There are currently thirty orders of insects, and the main angiosperm pollinating insects are bees, butterflies, flies, beetles and thrips. However, 105 years ago, pollinating bees and butterflies did not exist yet, and beetles and flies are examples of insects that feed from nectar and pollinated gymnosperm plants, according to the excellent fossil record of the amber pieces in Spain, which brought the best direct examples of pollination worldwide.

According to the results of the new research, researchers propose a model with four evolutionary patterns from gymnosperm-pollinating insects from the Cretaceous, and their following extinction or evolution up to nowadays.
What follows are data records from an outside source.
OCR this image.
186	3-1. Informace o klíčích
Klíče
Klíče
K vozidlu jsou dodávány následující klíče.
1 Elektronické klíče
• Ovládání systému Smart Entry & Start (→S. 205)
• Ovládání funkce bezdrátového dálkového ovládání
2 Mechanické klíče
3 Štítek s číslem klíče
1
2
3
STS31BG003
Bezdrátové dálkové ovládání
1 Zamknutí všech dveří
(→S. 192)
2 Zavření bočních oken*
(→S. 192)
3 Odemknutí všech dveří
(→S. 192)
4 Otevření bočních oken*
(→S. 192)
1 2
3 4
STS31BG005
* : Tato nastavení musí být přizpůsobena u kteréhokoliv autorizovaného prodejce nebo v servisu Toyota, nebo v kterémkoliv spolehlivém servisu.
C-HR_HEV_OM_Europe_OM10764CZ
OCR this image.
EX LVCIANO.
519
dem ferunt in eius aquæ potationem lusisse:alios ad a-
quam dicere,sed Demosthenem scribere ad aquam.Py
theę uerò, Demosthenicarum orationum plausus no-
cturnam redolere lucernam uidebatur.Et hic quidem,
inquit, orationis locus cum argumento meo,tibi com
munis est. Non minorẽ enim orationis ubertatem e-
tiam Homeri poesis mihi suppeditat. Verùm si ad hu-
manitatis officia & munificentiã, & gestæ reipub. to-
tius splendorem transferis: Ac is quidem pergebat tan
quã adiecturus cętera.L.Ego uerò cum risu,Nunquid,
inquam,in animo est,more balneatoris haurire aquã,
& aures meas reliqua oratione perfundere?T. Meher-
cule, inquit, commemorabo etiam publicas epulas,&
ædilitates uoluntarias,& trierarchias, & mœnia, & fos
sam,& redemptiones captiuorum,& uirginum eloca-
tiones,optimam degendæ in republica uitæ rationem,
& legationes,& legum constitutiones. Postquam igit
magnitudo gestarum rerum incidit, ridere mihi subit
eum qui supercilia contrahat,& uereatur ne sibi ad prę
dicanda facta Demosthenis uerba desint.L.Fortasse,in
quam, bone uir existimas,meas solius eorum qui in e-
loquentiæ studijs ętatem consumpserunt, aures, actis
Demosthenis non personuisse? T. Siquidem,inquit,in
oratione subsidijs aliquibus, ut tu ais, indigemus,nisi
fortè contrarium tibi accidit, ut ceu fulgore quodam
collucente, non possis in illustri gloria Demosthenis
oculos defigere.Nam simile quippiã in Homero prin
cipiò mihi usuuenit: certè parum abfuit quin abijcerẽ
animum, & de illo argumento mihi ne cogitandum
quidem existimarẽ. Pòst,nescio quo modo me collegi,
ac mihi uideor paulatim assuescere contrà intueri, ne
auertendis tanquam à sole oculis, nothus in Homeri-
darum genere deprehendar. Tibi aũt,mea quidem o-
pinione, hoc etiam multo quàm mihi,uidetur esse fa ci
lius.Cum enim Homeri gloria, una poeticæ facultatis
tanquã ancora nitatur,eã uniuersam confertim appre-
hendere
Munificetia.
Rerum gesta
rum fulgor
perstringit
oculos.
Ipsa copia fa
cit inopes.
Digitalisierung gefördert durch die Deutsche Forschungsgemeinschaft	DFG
In particular, these models correspond to gymnosperm pollinating insects associations that extinguished during the Cretaceous (for instance the Zhuang solitary flies found in the amber from El Soplao cave in Cantabria, Spain); groups that survived and largely continued up to now (some tisanoptera insects preserved in amber from Álaba, Spain); groups that began to pollinate angiosperms leaving gymnosperms (oedemerid beetles such as the new pollinated specimen of amber in Álava) and last, groups of pollinating insects that later began a co-evolution with angiosperms (the emblematic case of bees, or proboscis butterflies).

This new research shows the importance of amber in Spain to understand terrestrial ecosystems from the past and discover when and how some of the most relevant ecological relations now were created.